Je doutais qu’il y ait jamais beaucoup de monde dans l’établissement. Ça n’avait pas l’air de marcher fort. Cela me convenait tout à fait. Je m’assis dans un coin et bus un premier verre, puis un deuxième et un troisième. Un type essaya de m’embarquer et je fus à deux doigts d’accepter.

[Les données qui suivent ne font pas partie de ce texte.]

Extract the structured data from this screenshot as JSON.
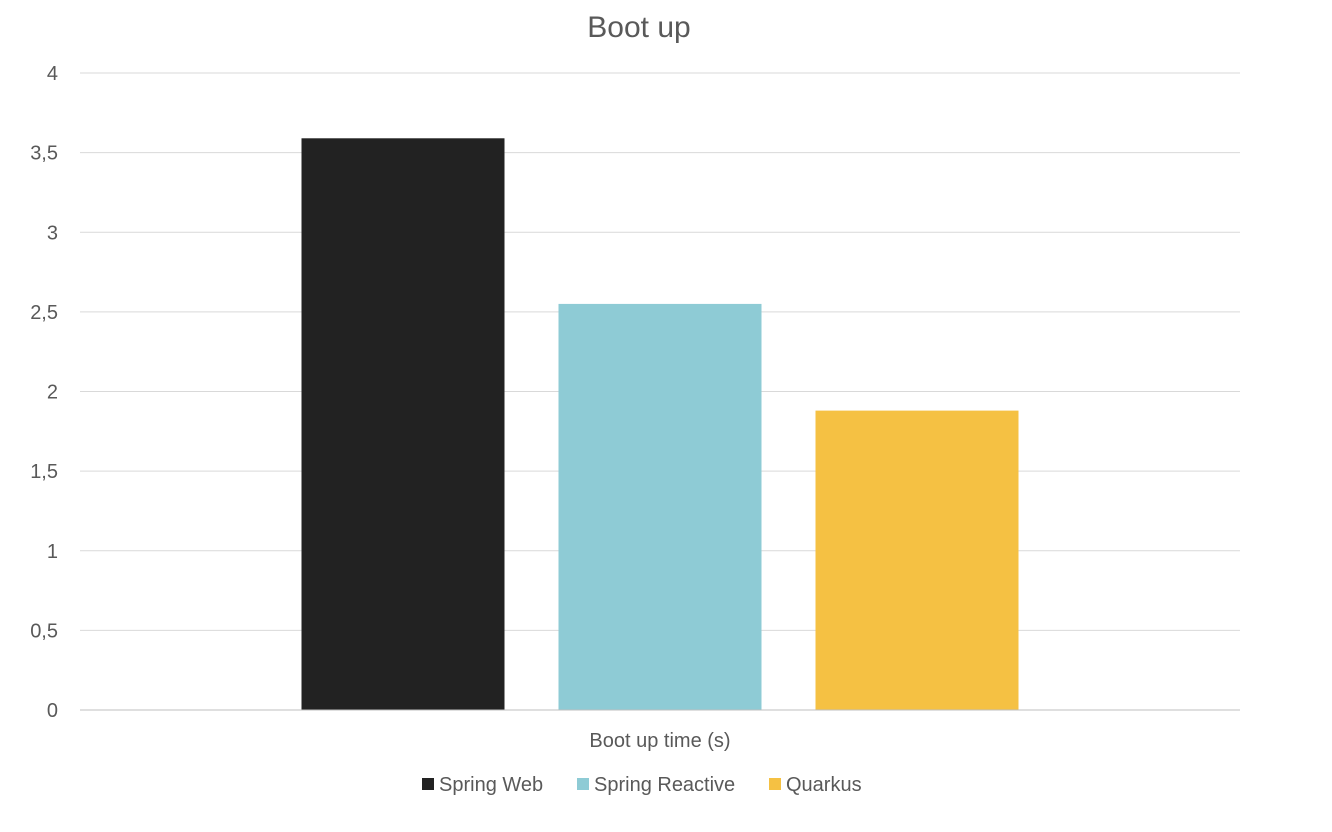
{
  "chart_data": {
    "type": "bar",
    "title": "Boot up",
    "categories": [
      "Boot up time (s)"
    ],
    "series": [
      {
        "name": "Spring Web",
        "values": [
          3.59
        ],
        "color": "#222222"
      },
      {
        "name": "Spring Reactive",
        "values": [
          2.55
        ],
        "color": "#8ECBD5"
      },
      {
        "name": "Quarkus",
        "values": [
          1.88
        ],
        "color": "#F5C143"
      }
    ],
    "y_ticks": [
      "0",
      "0,5",
      "1",
      "1,5",
      "2",
      "2,5",
      "3",
      "3,5",
      "4"
    ],
    "ylim": [
      0,
      4
    ],
    "ytick_step": 0.5,
    "xlabel": "",
    "ylabel": "",
    "grid": true,
    "legend_position": "bottom"
  }
}
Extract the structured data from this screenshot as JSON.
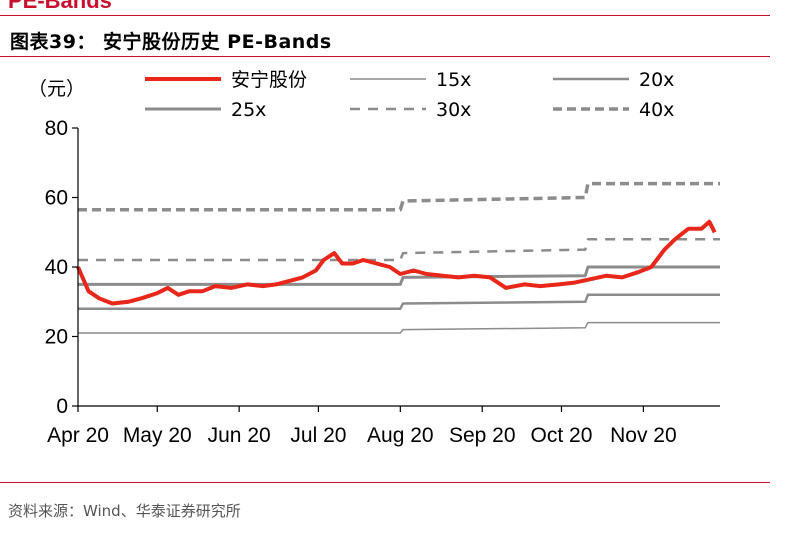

Dans le quartier, il y avait des femmes qui faisaient le trottoir. On les voyait traîner autour de la gare ou à des coins de rue, blotties dans des embrasures de porte ou penchées à la portière des voitures, discutant avec le conducteur. Pourrais-je faire comme elles ? Arrivait-on jamais à s’habituer à se faire peloter par des inconnus ? Et combien peut-on leur demander ? Et que se passait-il quand on vieillissait et qu’on ne voulait plus de vous ?
Pour éluder les questions auxquelles je ne pouvais répondre, je commandais verre sur verre. A la fin, je ne comptais plus. Je savais que j’étais en train de boire le déjeuner et le dîner du lendemain, puis les repas du surlendemain, et d’une certaine façon cela ajoutait au plaisir désespérant que ça me procurait. La barmaid et sa mère me persuadèrent de m’en aller lorsque je n’eus plus d’argent et me mis à pleurer.
Je me traînai jusque chez ma logeuse. Je rencontrai Mme Hyson en cours de route. Elle savait que j’avais bu, je le voyais à la tête qu’elle faisait. Elle aurait eu du mal à ne pas s’en rendre compte. Je devais sentir l’alcool comme une distillerie et c’est miracle que j’aie réussi à grimper à l’étage sans me flanquer par terre. Je n’avais pas la force de me déshabiller. La pièce oscillait et je me laissai tomber sur l’édredon. Les murs de la chambre se mirent à tourner autour du lit. Le monde entier avait largué les amarres. Ma dernière pensée fut que Mme Hyson allait probablement vouloir que je plie bagage le lendemain matin.